A lo largo del siglo XIX se fueron manteniendo ambos estilos de publicación: el popular, destinado a la venta masiva, y el planeado con el mayor detalle, atendiendo tanto a la calidad del texto, a la mejor realización editorial y a las ilustraciones que lo podían acompañar, Hay que resaltar, sin embargo, que gracias a las nuevas técnicas de reproducción, las mejores ilustraciones no tardaron en convertirse en elementos tan populares como el propio libro.
Heredera directa de las grandes ediciones del XVIII se puede considerar la realizada por Tomás Gorchs en Barcelona, 1859 [núm. 15]. No sólo fue la primera edición verdaderamente “crítica” de la obra hecha hasta el momento, sino que todo en ella estaba pensado para convertirla en insustituible: gran formato, buen papel, impresión impecable... De igual manera, las láminas se encargaron a los mejores dibujantes y grabadores del momento. En líneas generales, esa fue la línea que adoptaron todas las grandes ediciones del Quijote que se realizaron hasta bien entrado el siglo XX. Así es como se explica el aluvión de grandes artistas nacionales y extranjeros que, durante esos años, se ocupó de ilustrar esta obra. Entre muchos otros, dos nombres son insustituibles: los de Gustave Doré y Daniel Urrabieta Vierge.
Las ilustraciones de Doré aparecieron por primera vez en una traducción francesa de 1863 y, de inmediato, se convirtieron en las favoritas del gran público. Pronto se multiplicaron sus reproducciones, desde la segunda edición (París, 1869), en un formato menor [núm. 16], hasta nuestros días.
Las de Daniel Urrabieta Vierge, por su parte, renovaron completamente la forma de ilustrar la novela, hasta entonces encorsetada por un academicismo más o menos realista.

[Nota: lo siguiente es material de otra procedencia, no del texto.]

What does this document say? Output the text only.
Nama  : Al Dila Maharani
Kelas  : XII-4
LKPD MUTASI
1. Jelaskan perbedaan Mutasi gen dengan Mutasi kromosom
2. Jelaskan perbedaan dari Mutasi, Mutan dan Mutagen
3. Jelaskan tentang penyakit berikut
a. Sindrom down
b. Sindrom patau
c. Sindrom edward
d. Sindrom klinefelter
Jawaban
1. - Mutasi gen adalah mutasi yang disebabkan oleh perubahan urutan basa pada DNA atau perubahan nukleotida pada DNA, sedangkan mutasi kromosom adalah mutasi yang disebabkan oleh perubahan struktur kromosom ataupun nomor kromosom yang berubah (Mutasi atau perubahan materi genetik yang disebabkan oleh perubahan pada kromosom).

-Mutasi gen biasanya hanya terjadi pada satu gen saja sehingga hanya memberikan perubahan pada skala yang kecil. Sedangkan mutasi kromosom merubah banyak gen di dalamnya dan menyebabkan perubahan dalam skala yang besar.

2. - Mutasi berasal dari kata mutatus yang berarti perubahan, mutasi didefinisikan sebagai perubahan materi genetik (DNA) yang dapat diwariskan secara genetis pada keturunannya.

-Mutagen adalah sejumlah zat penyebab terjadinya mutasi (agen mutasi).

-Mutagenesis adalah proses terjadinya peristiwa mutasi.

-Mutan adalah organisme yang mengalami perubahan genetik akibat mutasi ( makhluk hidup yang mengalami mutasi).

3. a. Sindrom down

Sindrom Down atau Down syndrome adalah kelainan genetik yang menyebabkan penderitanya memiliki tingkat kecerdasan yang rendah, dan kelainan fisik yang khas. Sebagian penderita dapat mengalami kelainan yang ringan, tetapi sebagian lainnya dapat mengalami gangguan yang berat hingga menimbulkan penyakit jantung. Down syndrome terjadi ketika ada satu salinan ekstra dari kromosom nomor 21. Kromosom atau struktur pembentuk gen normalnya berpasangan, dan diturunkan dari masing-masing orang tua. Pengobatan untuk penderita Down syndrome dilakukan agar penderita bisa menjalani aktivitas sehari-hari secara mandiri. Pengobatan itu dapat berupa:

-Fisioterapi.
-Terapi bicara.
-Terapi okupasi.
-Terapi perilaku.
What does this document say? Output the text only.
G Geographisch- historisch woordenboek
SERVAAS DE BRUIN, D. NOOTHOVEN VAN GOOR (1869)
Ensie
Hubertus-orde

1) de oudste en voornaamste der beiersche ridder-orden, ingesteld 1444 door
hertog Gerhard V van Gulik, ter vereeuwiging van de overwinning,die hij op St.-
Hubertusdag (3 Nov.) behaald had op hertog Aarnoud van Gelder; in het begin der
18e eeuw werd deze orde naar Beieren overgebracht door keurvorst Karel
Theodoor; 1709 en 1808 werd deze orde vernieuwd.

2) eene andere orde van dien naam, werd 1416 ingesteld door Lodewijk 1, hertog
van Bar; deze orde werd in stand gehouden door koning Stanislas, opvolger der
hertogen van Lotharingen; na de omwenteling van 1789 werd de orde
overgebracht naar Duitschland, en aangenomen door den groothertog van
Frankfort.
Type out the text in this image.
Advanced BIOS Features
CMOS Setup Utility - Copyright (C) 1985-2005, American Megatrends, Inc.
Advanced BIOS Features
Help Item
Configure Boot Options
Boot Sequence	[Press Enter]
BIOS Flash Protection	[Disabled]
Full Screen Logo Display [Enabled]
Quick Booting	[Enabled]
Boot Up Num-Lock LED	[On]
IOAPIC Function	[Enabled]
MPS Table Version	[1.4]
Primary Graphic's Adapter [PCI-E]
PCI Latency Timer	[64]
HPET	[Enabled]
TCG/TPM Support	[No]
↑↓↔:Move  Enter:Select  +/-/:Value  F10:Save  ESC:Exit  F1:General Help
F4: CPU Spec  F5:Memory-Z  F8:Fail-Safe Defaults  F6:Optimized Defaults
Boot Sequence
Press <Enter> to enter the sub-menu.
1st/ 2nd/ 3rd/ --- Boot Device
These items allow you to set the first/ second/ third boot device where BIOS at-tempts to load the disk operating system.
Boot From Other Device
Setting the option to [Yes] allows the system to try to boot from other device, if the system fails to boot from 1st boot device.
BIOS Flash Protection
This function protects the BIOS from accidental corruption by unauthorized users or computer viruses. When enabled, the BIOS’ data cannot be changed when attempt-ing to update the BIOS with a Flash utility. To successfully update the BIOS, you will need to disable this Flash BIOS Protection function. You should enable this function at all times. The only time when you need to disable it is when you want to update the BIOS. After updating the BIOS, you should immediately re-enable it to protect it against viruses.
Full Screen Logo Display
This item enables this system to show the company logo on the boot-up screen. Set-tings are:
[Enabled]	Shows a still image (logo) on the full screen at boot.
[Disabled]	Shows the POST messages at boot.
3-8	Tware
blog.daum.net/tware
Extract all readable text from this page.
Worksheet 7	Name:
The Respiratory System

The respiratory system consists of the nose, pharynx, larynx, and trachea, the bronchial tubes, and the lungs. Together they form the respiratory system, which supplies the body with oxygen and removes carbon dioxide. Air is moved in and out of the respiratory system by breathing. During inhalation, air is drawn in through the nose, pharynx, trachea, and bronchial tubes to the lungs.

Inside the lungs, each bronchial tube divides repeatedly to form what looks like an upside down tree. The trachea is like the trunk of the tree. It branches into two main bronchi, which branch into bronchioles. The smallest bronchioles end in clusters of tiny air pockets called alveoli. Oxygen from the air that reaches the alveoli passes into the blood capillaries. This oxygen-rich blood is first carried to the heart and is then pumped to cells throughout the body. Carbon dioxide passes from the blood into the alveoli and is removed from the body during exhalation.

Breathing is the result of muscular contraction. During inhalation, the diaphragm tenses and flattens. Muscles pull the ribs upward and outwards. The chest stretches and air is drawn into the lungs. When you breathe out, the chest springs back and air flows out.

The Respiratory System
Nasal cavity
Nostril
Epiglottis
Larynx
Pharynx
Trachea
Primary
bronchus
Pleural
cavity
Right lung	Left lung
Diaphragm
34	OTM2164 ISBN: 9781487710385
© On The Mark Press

Se recogieron por primera vez en una traducción inglesa de 1904, pero hubo que esperar hasta 1916 para que también fueran reproducidas en España [núm. 17].
A lo largo del siglo XX han sido muchos los grandes artistas que nos han legado su particular visión del Quijote. Es el caso de José Segrelles [núm. 18], Salvador Dalí [núm. 19] o Antonio Saura [núm. 20], quienes volcaron sobre la novela su propio mundo de fantasía y ensoñación. Más modernamente han hecho lo mismo Manolo Valdés [núm. 21], Matías Quetglas [núm. 22] o Eduardo Arroyo [núm. 23]. Aunque estos tres últimos autores no han acometido un programa completo de ilustración del Quijote, sino que se han limitado a plasmar aquellos personajes o episodios que les resultaban más atractivos, podemos considerar las suyas como las últimas imágenes del Quijote que nos ha legado el arte.